SPIDER - Data Profiling
Many real life databases lack sufficient structural information such as foreign keys. These constraints are often not defined due to performance reasons, lacking knowlegde of the data, or due to dirty data, which do not entirely hold the constraints. Thus, we want to detect foreign keys automatically.
This problem is devidable in two steps: First, find all inclusion dependencies, i.e., attributes A and B such that all values of A are included in all values of B. This definition fits the syntactical and automatically testable part of a foreign key constraint. In the second step, we want to find heuristics to filter foreign keys from inclusion dependencies.

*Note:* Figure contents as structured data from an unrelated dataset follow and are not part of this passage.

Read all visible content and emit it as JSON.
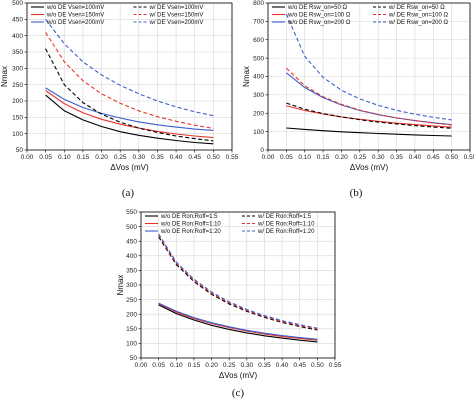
{
  "chart_data": [
    {
      "id": "a",
      "type": "line",
      "caption": "(a)",
      "xlabel": "ΔVos (mV)",
      "ylabel": "Nmax",
      "xlim": [
        0.0,
        0.55
      ],
      "ylim": [
        50,
        500
      ],
      "xticks": [
        "0.00",
        "0.05",
        "0.10",
        "0.15",
        "0.20",
        "0.25",
        "0.30",
        "0.35",
        "0.40",
        "0.45",
        "0.50",
        "0.55"
      ],
      "yticks": [
        "50",
        "100",
        "150",
        "200",
        "250",
        "300",
        "350",
        "400",
        "450",
        "500"
      ],
      "grid": true,
      "legend_position": "top",
      "x": [
        0.05,
        0.1,
        0.15,
        0.2,
        0.25,
        0.3,
        0.35,
        0.4,
        0.45,
        0.5
      ],
      "series": [
        {
          "name": "w/o DE Vsen=100mV",
          "color": "#000000",
          "dash": "solid",
          "values": [
            218,
            170,
            142,
            122,
            106,
            95,
            86,
            79,
            73,
            69
          ]
        },
        {
          "name": "w/o DE Vsen=150mV",
          "color": "#e8342c",
          "dash": "solid",
          "values": [
            232,
            192,
            164,
            144,
            129,
            117,
            107,
            99,
            93,
            88
          ]
        },
        {
          "name": "w/o DE Vsen=200mV",
          "color": "#3a5fcd",
          "dash": "solid",
          "values": [
            240,
            205,
            180,
            162,
            148,
            136,
            127,
            120,
            114,
            110
          ]
        },
        {
          "name": "w/ DE Vsen=100mV",
          "color": "#000000",
          "dash": "dashed",
          "values": [
            360,
            250,
            195,
            160,
            135,
            117,
            104,
            93,
            85,
            78
          ]
        },
        {
          "name": "w/ DE Vsen=150mV",
          "color": "#e8342c",
          "dash": "dashed",
          "values": [
            410,
            320,
            262,
            222,
            193,
            170,
            152,
            138,
            126,
            116
          ]
        },
        {
          "name": "w/ DE Vsen=200mV",
          "color": "#3a5fcd",
          "dash": "dashed",
          "values": [
            450,
            375,
            320,
            280,
            248,
            222,
            200,
            182,
            167,
            155
          ]
        }
      ]
    },
    {
      "id": "b",
      "type": "line",
      "caption": "(b)",
      "xlabel": "ΔVos (mV)",
      "ylabel": "Nmax",
      "xlim": [
        0.0,
        0.55
      ],
      "ylim": [
        0,
        800
      ],
      "xticks": [
        "0.00",
        "0.05",
        "0.10",
        "0.15",
        "0.20",
        "0.25",
        "0.30",
        "0.35",
        "0.40",
        "0.45",
        "0.50",
        "0.55"
      ],
      "yticks": [
        "0",
        "100",
        "200",
        "300",
        "400",
        "500",
        "600",
        "700",
        "800"
      ],
      "grid": true,
      "legend_position": "top",
      "x": [
        0.05,
        0.1,
        0.15,
        0.2,
        0.25,
        0.3,
        0.35,
        0.4,
        0.45,
        0.5
      ],
      "series": [
        {
          "name": "w/o DE Rsw_on=50 Ω",
          "color": "#000000",
          "dash": "solid",
          "values": [
            120,
            112,
            105,
            99,
            94,
            90,
            86,
            82,
            79,
            76
          ]
        },
        {
          "name": "w/o DE Rsw_on=100 Ω",
          "color": "#e8342c",
          "dash": "solid",
          "values": [
            240,
            215,
            196,
            180,
            167,
            156,
            146,
            138,
            131,
            124
          ]
        },
        {
          "name": "w/o DE Rsw_on=200 Ω",
          "color": "#3a5fcd",
          "dash": "solid",
          "values": [
            420,
            340,
            285,
            245,
            215,
            192,
            174,
            160,
            148,
            138
          ]
        },
        {
          "name": "w/ DE Rsw_on=50 Ω",
          "color": "#000000",
          "dash": "dashed",
          "values": [
            255,
            222,
            198,
            180,
            165,
            152,
            142,
            133,
            125,
            118
          ]
        },
        {
          "name": "w/ DE Rsw_on=100 Ω",
          "color": "#e8342c",
          "dash": "dashed",
          "values": [
            445,
            350,
            290,
            248,
            217,
            193,
            175,
            160,
            147,
            136
          ]
        },
        {
          "name": "w/ DE Rsw_on=200 Ω",
          "color": "#3a5fcd",
          "dash": "dashed",
          "values": [
            740,
            510,
            395,
            325,
            278,
            243,
            216,
            195,
            178,
            164
          ]
        }
      ]
    },
    {
      "id": "c",
      "type": "line",
      "caption": "(c)",
      "xlabel": "ΔVos (mV)",
      "ylabel": "Nmax",
      "xlim": [
        0.0,
        0.55
      ],
      "ylim": [
        50,
        550
      ],
      "xticks": [
        "0.00",
        "0.05",
        "0.10",
        "0.15",
        "0.20",
        "0.25",
        "0.30",
        "0.35",
        "0.40",
        "0.45",
        "0.50",
        "0.55"
      ],
      "yticks": [
        "50",
        "100",
        "150",
        "200",
        "250",
        "300",
        "350",
        "400",
        "450",
        "500",
        "550"
      ],
      "grid": true,
      "legend_position": "top",
      "x": [
        0.05,
        0.1,
        0.15,
        0.2,
        0.25,
        0.3,
        0.35,
        0.4,
        0.45,
        0.5
      ],
      "series": [
        {
          "name": "w/o DE Ron:Roff=1:5",
          "color": "#000000",
          "dash": "solid",
          "values": [
            232,
            202,
            180,
            162,
            148,
            136,
            126,
            118,
            111,
            105
          ]
        },
        {
          "name": "w/o DE Ron:Roff=1:10",
          "color": "#e8342c",
          "dash": "solid",
          "values": [
            236,
            207,
            185,
            168,
            154,
            142,
            132,
            124,
            117,
            111
          ]
        },
        {
          "name": "w/o DE Ron:Roff=1:20",
          "color": "#3a5fcd",
          "dash": "solid",
          "values": [
            238,
            210,
            188,
            171,
            157,
            145,
            135,
            127,
            120,
            114
          ]
        },
        {
          "name": "w/ DE Ron:Roff=1:5",
          "color": "#000000",
          "dash": "dashed",
          "values": [
            465,
            370,
            312,
            268,
            235,
            210,
            189,
            172,
            158,
            146
          ]
        },
        {
          "name": "w/ DE Ron:Roff=1:10",
          "color": "#e8342c",
          "dash": "dashed",
          "values": [
            470,
            375,
            316,
            272,
            239,
            213,
            192,
            175,
            161,
            149
          ]
        },
        {
          "name": "w/ DE Ron:Roff=1:20",
          "color": "#3a5fcd",
          "dash": "dashed",
          "values": [
            475,
            378,
            320,
            276,
            242,
            216,
            195,
            178,
            164,
            152
          ]
        }
      ]
    }
  ]
}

We developed our algorithm SPIDER (Single Pass Inclusion DEpendency Recognition) to detect inclusion dependencies over large schemas. The challenge is the quadratic complexity of the problem in the number of attributes. SPIDER sorts and "distincts" all attributes in the database system. Afterwards, it tests all attribute pairs in parallel while reading all values at most once. We showed that SPIDER clearly outperforms previous approaches for detecting inclusion dependencies exactly.
An extension of SPIDER detects partial inclusion dependencies to handle dirty data and detects composite inclusion dependencies to cover composite keys and foreign keys.
SPIDER was developed in the context of the Aladin project.